Telle est la richesse de l'Italie dans les beaux-arts, que six années suffiraient à peine pour connaître les travaux des seuls peintres qu'elle a produits, puisque leur nombre s'éleve à plus de trois mille, d'après le catalogue de Lanzi, auquel, malgré tous ses soins, un assez grand nombre ont encore échappé.

Si les Français peuvent accuser les Italiens de connaître à peine les maîtres distingués de leur école, quelques uns exceptés, les Italiens peuvent, à leur tour, accuser les Français d'être aussi dans une parfaite ignorance d'une très-grande quantité de leurs artistes de toutes les classes. Cela vient de ce que trop peu de Français voyagent en Italie comme amateurs, et de ce que les élèves de l'académie de France. vont ordinairement de Paris à Rome et de Rome à Paris, sans se détourner de leur route pour parcourir les diverses écoles de ce beau pays. Nous croyons que la dernière année de leur pensionnat serait employée plus utilement à aller les étudier, qu'à la passer à Rome, dont ils ont été dans le cas d'apprécier toutes les beautés.
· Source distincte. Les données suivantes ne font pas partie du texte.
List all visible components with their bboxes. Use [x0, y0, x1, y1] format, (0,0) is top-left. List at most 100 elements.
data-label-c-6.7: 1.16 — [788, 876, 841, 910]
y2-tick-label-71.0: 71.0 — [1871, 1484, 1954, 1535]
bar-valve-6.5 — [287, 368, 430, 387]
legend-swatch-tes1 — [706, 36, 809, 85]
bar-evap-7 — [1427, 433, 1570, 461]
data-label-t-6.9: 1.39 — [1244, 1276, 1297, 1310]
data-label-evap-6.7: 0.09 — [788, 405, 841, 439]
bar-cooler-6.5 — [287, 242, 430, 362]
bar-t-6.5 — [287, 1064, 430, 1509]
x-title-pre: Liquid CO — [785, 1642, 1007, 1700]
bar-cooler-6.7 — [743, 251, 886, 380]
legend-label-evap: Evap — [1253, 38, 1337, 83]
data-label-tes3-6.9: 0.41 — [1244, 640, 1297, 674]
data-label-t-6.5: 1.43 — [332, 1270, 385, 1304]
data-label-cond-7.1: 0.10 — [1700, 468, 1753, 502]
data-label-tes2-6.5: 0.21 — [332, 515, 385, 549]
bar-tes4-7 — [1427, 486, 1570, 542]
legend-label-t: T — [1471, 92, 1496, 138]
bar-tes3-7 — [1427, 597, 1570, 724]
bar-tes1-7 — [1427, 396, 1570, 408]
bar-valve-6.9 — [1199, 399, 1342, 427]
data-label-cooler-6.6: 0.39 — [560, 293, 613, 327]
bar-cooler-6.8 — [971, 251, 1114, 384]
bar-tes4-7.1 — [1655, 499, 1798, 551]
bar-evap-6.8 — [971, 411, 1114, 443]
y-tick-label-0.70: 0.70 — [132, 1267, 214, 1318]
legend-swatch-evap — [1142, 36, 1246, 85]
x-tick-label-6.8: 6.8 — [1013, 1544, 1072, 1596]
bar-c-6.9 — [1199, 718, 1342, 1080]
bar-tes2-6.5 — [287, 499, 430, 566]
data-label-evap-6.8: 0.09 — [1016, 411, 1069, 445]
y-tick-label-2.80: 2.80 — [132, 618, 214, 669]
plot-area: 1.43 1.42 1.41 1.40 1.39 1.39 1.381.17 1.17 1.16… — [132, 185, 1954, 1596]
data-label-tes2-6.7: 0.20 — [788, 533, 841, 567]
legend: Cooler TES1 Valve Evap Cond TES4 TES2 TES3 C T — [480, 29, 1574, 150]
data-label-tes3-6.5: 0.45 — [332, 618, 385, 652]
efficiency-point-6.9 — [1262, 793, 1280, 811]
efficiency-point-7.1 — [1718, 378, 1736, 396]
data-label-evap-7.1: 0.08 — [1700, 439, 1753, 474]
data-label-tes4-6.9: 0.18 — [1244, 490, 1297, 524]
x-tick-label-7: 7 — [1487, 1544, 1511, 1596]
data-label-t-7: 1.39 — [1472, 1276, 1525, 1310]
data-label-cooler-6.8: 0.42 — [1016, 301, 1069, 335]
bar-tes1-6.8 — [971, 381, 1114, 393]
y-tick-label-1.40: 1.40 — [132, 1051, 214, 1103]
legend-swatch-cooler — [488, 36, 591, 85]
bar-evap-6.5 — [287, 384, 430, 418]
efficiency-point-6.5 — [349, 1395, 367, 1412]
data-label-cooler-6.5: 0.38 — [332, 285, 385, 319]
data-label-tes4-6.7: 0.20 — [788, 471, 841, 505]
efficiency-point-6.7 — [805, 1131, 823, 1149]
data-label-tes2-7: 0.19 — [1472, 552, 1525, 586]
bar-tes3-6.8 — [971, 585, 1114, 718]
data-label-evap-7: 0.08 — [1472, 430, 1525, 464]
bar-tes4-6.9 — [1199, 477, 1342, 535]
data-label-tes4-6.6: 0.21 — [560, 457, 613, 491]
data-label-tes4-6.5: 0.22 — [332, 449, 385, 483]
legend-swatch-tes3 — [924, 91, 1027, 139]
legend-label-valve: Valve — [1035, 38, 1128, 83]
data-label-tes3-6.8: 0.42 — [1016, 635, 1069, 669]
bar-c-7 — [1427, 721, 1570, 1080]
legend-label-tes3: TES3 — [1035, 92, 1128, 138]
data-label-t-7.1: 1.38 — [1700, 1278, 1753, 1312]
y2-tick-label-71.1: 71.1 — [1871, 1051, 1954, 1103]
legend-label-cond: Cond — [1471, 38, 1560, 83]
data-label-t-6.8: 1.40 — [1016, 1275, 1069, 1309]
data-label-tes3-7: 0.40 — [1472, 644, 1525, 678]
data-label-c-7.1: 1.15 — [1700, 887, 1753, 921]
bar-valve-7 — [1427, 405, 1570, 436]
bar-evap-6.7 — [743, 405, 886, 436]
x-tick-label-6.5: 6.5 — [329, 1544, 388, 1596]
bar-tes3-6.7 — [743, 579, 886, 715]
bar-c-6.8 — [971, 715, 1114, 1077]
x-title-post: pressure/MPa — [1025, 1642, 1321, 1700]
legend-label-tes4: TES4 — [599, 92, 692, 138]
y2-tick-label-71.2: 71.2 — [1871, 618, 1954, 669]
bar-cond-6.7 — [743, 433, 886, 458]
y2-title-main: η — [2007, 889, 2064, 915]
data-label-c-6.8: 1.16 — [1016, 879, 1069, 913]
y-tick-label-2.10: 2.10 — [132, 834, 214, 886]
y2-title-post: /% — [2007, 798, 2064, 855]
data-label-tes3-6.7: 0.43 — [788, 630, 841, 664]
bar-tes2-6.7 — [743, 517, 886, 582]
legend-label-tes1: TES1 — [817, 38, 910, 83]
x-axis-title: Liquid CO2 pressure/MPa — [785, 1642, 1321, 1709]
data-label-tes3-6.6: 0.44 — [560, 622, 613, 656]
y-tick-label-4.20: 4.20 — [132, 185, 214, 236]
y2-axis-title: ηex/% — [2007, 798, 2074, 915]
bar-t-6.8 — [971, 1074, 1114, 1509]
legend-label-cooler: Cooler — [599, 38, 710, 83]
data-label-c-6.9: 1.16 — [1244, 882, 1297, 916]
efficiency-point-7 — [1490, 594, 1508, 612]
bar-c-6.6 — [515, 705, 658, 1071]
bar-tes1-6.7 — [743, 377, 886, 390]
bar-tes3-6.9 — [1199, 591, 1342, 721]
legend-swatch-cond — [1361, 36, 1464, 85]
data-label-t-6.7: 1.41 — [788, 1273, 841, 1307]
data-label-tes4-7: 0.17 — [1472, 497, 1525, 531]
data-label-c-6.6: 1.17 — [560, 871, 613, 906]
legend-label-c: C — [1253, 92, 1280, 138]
Nos marchands de tableaux, se bornant aussi à faire le voyage de la Flandre et de la Hollande, n'ont appris que quelques noms des écoles d'Italie et, depuis peu de jours, quelques noms de celle d'Espagne. Dépréciateurs continuels de ce qu'ils ne connaissent pas, ce sont eux qui entretiennent, parmi les amateurs qu'ils dirigent, le goût des écoles des seuls Pays-Bas; et nous devons à l'ignorance et à l'intérêt cet éloigne

ment que l'on manifeste en général pour les belles productions de l'Italie et de l'Espagne. On prévoit que la perte de l'art sera due, en France, à ce goût trop exclusif, si on continue à y persister.
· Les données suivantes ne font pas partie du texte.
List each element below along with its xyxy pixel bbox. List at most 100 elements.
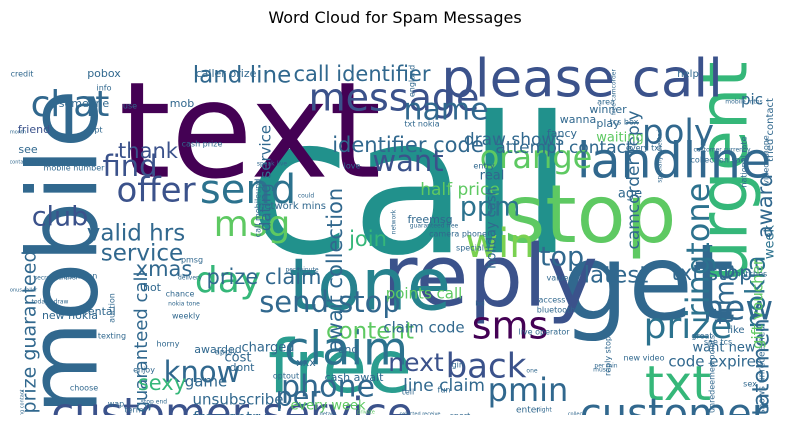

L'école espagnole, dont le mérite, trop long-temps inconnu, rivalise quelquefois celui d'Italie, est en possession du second rang, qui lui est assigné par les véritables connaisseurs, en dépit de toutes les petites combinaisons mercantiles et de l'ignorance.

Nous nous contenterons d'ajouter à ces observations qu'il faut renoncer à voir arriver une école quelconque à une grande supériorité, dès que le goût des bamhochades ou tableaux de genre y devient général. Afin de mieux en convaincre le lecteur, traduisons les propres paroles de Michel-Ange Prunnetti, dans son Essai sur la peinture, publié à Rome en 1786. Il commence par déclarer qu'il n'entend pas, en s'occupant de son sujet, parler des gozzoviglie olandesi; delle bambociate fiamminghe; dei freddi ritrattisti di paesaggi, e di frutti e di fiori : ce qui veut dire des ripailles hollandaises, etc.; mais qu'il traitera de l'art sublime qui sait, à l'aide de ses pinceaux philosophiques, instruire l'homme en satisfaisant son cœur et son esprit ; car c'est là le but que la peinture doit se proposer, si, placée au rang des Muses, elle ne Yeut pas dégénérer de sa divine origine.

Joignons aux paroles remarquables de cet auteur ce que disait constamment Raphaël à ses élèves : « Que le peintre est non-seulement obligé de faire les choses comme les fait la nature, mais de les faire comme elle devrait les faire. »

Toujours inébranlable dans les principes purs et sacrés qu'ont professés les plus grands maîtres, nous nous demandons: qu'a-t-il servi à l'art de remporter une victoire sur le faux goût, poussé à l'extrême pendant le dix-huitième siècle? Pourquoi la célébrer, si elle ne devait pas rendre au genre de l'histoire toute sa splendeur; si, chez la nation qui la première opéra ce triomphe, il devient inutile, en laissant accabler ce premier, ce plus noble des genres, de mille dégoûts et de cette préférence généralement accordée au dernier ? N'est-ce pas forcer le peintre d'histoire à abandonner ses pinceaux, qui ne peuvent plus être les instrumens de sa gloire, et obliger aussi le sculpteur à ravaler le ventre d'un magot?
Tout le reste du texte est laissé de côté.